Olhando lá para trás percebo que minhas estórias não eram caricatas, mas pura e simplesmente a forma de amor que vem do coração, ao contrário que os olhos cerrados da sociedade querem impor. Precisei amadurecer muito para entender o real valor de se ter uma persona gay.

Quando estou me referindo ao amadurecimento quero dizer que aquilo que estou propondo pode ter um efeito benéfico na sociedade. Afinal, qual é o problema de se amar alguém do mesmo sexo? O amor não é cego? Ele não precisa de olhos para saber o que ele quer de verdade.

Essa mocinha delicada que abre o post é a Kiki. Eu a criei em 2008, mas na época eu estava voltando a desenhar após um longo tempo parado, logo as minhas mãos não conseguiam interpretar plenamente o que o cérebro queria.

Design original da Kiki (2008)

Design original da Kiki (2008)

Essa nova proposta é para ilustrar um dos meus trabalhos que venho aprimorando por causa do sketchbook: desenho menos infantilizado; o que permite alçar novos vôos.

A idéia básica é que ela podia roubar pensamentos dos outros, mas isso sempre traria conseqüência (boas ou ruins). Provavelmente irei escrever um livro inteirinho para Kiki.
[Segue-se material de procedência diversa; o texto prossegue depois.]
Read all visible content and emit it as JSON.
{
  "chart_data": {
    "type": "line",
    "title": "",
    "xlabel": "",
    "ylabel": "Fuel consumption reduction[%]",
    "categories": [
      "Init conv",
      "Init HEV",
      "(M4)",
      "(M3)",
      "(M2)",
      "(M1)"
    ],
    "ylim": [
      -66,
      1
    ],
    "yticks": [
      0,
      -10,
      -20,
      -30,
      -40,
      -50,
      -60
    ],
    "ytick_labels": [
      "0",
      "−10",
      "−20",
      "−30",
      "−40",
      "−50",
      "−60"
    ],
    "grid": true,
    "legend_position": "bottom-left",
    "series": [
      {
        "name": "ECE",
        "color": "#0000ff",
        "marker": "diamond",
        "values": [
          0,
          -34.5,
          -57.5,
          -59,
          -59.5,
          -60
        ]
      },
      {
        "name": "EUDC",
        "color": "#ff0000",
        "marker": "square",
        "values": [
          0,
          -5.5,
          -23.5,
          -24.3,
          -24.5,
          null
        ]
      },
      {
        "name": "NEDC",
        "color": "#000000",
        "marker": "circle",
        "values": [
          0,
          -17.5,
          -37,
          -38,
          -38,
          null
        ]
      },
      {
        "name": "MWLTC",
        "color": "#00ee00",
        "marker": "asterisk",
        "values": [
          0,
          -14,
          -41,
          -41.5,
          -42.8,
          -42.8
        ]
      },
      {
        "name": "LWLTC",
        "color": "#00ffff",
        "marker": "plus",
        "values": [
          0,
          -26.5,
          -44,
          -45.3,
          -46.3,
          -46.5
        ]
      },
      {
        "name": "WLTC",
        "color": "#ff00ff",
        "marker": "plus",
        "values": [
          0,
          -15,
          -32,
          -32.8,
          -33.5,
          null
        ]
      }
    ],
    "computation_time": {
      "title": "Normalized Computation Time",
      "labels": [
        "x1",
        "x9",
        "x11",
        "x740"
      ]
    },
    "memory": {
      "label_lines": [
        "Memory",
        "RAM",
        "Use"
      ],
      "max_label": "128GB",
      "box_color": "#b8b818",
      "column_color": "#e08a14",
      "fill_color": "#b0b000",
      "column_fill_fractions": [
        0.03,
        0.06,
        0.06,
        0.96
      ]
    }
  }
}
Recomeçarei do zero, mas já deixei um ou dois dedos de conteúdo (velho) sobre ela:

O que aconteceria se você pudesse roubar os pensamentos alheios?
Um pensamento de solidão
Um pensamento de solidão: a tristeza que não é do meu coração
Um pensamento de solidão: que seja para sempre enquanto durar

Esses são os meus escritos mais “dramáticos”, daquele tipo que se lê no frio, em um dia nublado. Não sei o que vocês acharam depois de tanto tempo, mas opiniões são sempre bem vindas! X)

Um super abraço,

tio .faso

* Aliás, aprendi com uma grande amiga minha que tanto lésbicas gostam de ser chamadas de “gay” – fica menos ofensivo.